In order to facilitate users to use this project, the author provided the Docker-comemage.yml file for deploying the services needed for this project. However, due to the limitations of Docker itself, Docker Toolbox must be used in Windows non-professional version, which brought many problems. For detailed reference:
http://support.divio.com/local-development/docker/how-to-use-a-directory-outside-cusers-with-docker-toolbox-on-windowsdo cker-for-windows
If you encounter such a problem, you can submit an Issue here. If you encounter such a problem and solve it yourself, welcome to submit a Pull Request here to help optimize the project!
Issue:
https://github.com/kezhenxu94/house-renting/issues
Pull the Request:
https://github.com/kezhenxu94/house-renting/pulls
Manual deployment (not recommended)
Install Elasticsearch 5.6.9 and Kibana 5.6.9 and start
Download and install Elasticsearch and Kibana from:
https://www.elastic.co/downloads/past-releases
Install Redis and start it
Download and install Redis from:
https://redis.io/download
Configure the relevant hosts and ports in the crawler/house_renting/settings.py file:
# ES nodes that can be configured with multiple nodes (clusters), default to None, will not be stored in ESELASTIC_HOSTS = [{'host': 'elastic', 'port': 9200},]REDIS_HOST = 'redis' # default to None, REDIS_PORT = 6379 # default to 6379
Copy the code
Installing Python dependencies
$ cd crawler$ pip install -r requirements.txt
Copy the code
Select the city to loot (currently support Lianjia, 58.com) :
Select the city you want to pick from lianjia:
Open the crawler/house_renting/ spider_Settings /lianjia.py file and follow the comments to complete the city selection;
#... (u' guangzhou ')cities = (u' Guangzhou ', u' Beijing ')cities = (u' Guangzhou ', u' Beijing ')cities = (u' Guangzhou ', u' Beijing ')#...
Copy the code
Select the city you want to pick from 58.com:
Open crawler/house_renting/ spider_Settings /a58.py and follow the comments to complete the city selection:
#... (u' guangzhou ')cities = (u' Guangzhou ', u' Beijing ')cities = (u' Guangzhou ', u' Beijing ')cities = (u' Guangzhou ', u' Beijing ')#...
Copy the code
Start the crawler
Start the site crawler that needs to be scraped in a different command line window
$scrapy crawl douban $scrapy crawl LIANjia $scrapy crawl 58 #
Copy the code
Here, congratulations!
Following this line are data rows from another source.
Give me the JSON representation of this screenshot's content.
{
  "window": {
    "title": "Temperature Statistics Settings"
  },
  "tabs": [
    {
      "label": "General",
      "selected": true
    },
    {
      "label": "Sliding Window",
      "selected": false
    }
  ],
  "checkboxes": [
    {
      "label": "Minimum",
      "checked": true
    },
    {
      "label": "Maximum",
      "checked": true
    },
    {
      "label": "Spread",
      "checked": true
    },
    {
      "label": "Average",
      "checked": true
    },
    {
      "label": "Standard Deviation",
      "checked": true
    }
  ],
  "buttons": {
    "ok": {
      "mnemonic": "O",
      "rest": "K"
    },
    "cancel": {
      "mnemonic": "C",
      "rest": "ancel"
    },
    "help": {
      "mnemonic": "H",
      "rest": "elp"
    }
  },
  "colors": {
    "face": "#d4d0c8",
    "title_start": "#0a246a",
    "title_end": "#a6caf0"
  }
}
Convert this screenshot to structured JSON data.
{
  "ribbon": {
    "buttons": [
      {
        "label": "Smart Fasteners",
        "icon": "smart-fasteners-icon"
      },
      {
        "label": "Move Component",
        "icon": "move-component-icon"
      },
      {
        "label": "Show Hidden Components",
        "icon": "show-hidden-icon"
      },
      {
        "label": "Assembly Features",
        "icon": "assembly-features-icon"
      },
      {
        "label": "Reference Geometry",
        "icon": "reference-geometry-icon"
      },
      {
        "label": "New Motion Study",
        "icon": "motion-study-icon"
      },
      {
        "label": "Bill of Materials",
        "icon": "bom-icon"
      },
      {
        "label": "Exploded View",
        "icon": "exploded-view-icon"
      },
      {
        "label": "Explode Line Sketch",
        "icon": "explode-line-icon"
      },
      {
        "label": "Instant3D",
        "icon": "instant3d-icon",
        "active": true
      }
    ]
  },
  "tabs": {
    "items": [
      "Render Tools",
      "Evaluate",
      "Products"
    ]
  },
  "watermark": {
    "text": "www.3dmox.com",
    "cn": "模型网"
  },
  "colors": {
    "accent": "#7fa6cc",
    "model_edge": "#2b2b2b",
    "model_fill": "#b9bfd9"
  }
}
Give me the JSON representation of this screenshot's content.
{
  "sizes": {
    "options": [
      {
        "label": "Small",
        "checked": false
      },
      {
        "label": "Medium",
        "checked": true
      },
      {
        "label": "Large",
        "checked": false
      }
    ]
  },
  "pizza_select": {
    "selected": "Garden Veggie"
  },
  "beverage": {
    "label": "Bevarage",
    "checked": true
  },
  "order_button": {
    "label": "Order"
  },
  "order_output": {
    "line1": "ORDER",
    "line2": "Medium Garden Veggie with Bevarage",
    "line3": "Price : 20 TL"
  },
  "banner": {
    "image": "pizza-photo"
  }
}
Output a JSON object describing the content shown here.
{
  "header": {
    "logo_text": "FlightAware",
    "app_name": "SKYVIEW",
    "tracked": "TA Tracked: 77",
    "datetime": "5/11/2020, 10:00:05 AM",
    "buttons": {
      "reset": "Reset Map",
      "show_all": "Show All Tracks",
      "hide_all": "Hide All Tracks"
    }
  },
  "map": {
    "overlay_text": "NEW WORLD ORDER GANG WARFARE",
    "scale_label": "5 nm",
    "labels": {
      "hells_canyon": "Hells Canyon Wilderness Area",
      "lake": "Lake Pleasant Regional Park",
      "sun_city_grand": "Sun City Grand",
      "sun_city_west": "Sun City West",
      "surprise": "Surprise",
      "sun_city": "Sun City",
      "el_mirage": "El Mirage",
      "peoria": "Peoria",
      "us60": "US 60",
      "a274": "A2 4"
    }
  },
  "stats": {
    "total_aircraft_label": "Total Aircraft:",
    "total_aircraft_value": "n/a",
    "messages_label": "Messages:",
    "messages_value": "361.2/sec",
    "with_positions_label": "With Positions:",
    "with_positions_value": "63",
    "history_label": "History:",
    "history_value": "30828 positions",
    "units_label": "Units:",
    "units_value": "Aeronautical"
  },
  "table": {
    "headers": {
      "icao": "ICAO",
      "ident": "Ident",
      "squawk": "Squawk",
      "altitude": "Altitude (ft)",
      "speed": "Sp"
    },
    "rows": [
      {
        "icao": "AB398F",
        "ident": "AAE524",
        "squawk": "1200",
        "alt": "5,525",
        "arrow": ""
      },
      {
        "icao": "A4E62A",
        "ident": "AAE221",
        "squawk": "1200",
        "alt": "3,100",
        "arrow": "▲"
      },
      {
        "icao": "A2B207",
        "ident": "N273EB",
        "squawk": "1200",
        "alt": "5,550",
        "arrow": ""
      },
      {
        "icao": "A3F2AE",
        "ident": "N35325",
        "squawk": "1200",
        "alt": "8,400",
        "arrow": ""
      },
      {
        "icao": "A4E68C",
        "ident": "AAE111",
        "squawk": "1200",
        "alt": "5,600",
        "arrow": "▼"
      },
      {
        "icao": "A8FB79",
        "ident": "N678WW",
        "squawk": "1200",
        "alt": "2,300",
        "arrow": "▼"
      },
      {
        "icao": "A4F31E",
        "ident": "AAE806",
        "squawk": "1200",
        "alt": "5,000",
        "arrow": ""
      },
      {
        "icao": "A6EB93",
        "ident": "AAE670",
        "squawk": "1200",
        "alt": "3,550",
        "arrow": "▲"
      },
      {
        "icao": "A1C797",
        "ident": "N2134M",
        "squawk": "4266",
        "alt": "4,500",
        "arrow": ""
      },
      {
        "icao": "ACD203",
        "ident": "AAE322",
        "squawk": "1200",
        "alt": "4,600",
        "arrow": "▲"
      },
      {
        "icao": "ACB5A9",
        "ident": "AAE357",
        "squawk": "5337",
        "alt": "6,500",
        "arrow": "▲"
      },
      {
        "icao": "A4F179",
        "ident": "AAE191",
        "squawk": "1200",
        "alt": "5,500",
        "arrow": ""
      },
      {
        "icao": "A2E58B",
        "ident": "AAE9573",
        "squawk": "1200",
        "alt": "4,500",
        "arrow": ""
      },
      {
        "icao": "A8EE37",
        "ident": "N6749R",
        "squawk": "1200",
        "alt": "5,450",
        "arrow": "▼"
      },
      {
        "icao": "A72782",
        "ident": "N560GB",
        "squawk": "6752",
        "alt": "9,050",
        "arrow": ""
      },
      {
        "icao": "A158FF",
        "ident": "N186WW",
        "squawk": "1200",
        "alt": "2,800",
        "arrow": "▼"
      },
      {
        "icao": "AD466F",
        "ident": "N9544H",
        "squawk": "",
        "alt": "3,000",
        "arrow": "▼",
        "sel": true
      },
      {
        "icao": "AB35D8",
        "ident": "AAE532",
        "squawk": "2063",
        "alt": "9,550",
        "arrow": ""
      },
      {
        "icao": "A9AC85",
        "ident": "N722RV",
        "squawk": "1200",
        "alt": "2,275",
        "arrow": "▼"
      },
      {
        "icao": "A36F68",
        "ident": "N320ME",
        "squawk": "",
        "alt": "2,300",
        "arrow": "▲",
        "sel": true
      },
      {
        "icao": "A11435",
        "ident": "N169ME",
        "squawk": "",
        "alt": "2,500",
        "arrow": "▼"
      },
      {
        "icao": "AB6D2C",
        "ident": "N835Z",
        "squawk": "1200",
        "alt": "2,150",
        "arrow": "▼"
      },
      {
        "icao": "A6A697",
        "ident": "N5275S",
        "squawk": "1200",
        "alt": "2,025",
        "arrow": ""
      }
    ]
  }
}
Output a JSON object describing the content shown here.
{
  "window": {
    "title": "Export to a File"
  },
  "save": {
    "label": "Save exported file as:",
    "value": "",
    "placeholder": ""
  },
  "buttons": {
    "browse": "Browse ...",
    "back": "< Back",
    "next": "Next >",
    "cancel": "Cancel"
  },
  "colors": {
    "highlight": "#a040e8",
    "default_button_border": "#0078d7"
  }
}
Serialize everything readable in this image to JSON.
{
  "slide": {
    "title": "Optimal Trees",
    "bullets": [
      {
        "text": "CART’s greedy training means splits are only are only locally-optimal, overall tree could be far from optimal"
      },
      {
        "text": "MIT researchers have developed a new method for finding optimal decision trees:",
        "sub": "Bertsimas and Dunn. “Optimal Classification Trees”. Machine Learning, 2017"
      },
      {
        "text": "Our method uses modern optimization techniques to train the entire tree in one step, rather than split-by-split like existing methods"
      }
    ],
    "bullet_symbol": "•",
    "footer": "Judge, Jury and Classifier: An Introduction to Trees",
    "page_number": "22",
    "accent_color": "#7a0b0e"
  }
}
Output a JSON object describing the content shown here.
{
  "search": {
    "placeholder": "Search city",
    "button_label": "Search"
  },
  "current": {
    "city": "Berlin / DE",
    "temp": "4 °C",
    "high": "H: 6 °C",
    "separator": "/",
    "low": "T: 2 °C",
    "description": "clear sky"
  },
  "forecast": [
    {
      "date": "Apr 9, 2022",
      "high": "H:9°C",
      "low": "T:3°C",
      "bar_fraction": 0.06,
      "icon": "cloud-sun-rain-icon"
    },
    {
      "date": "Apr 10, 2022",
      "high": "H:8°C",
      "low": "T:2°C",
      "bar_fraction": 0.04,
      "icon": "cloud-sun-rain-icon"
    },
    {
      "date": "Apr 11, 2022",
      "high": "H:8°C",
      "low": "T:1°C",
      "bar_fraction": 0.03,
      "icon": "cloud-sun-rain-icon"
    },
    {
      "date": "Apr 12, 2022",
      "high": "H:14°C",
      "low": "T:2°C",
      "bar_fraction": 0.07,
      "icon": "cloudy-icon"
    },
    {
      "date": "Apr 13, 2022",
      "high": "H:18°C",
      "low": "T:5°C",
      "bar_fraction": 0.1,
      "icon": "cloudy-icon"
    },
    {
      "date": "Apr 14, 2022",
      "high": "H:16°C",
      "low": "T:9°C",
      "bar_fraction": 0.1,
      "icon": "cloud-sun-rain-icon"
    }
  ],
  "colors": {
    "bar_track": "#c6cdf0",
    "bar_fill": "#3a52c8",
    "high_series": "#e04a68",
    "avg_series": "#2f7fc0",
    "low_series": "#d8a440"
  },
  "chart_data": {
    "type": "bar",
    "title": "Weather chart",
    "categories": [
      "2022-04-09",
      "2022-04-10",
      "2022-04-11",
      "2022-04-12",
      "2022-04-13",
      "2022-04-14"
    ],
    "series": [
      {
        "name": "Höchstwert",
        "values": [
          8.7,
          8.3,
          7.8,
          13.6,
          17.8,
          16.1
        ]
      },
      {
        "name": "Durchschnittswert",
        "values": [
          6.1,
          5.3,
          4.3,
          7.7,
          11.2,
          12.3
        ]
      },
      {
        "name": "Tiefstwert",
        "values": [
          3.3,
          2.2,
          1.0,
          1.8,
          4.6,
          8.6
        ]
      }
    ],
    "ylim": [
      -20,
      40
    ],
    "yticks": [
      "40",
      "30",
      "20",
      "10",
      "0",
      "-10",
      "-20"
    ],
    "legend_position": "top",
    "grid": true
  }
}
House information has been successfully climbed to take a look at the climb results!
View the results
Look at the picture to choose room
After the crawler operation picks up data, house_renting/data directory will be created, in which the images folder downloads images in rental information. Users can use the image browser to view the images in this folder, and search for appropriate house pictures in Kibana using the file name of the image. Find the appropriate rental information details.
Search keywords
Open your browser and navigate to http://127.0.0.1:5601 (please change the URL corresponding to Kibana according to the Docker IP address).
Setting index Mode
Enter house_RENTING in the Index pattern input box in the figure below, and then press TAB, the Create button will become available. At this time, click the Create button. If the Create button is not available at this time, the crawler has not retrieved the data into Elasticsearch, so it needs to wait for a long time. If so, you need to check whether the crawler service is successfully started.
Switch to the Discover page
Add fields
Chronological order
Search for a keyword
Search for multiple keywords
Expand details
Warm prompt
If the environment is configured correctly and the results are not correct, the reason may be that the site has been updated, readers can go to the project introduction page to update the code and try again. The author will update the project according to spare time and energy, interested friends can continue to pay attention to oh.